A Practitioner of Secrecy

“My aim is to remain enigmatic, to conceal my process,” the artist shared in late-life discussions. Obscurity was her technique. She would sometimes exhibit fake works concealing genuine artworks beneath her bed. She eliminated select sketches, only retaining signed reproductions. Even with showings at prestigious exhibitions and receiving acclaim as an innovator, she granted virtually no press access and her output stayed mostly obscure internationally. An ongoing display represents the initial large-scale presentation of her work internationally.
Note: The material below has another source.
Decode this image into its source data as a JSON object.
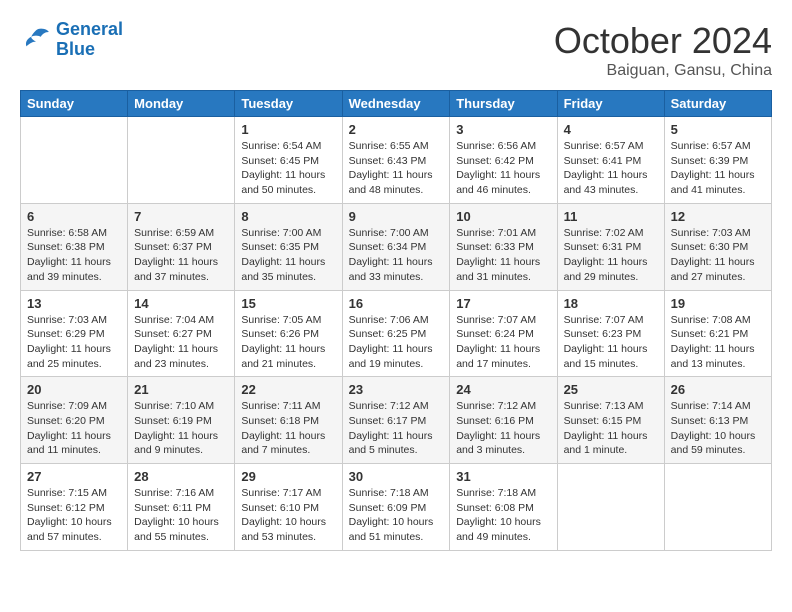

Addressing the Trauma of Battle

Then came the 1990s, and the Yugoslav Wars. Hostilities impacted the capital directly. She reacted with a collection of assembled pieces. She adhered press images and headlines onto panels. She reproduced and magnified them. Subsequently, she overpainted all elements – dark stripes akin to product codes. {Geometric forms obscured the images beneath|Angular shapes hid the pictures below|

Jessica Dillon
Jessica Dillon

Wildlife biologist and conservationist with a passion for sloth research and environmental advocacy.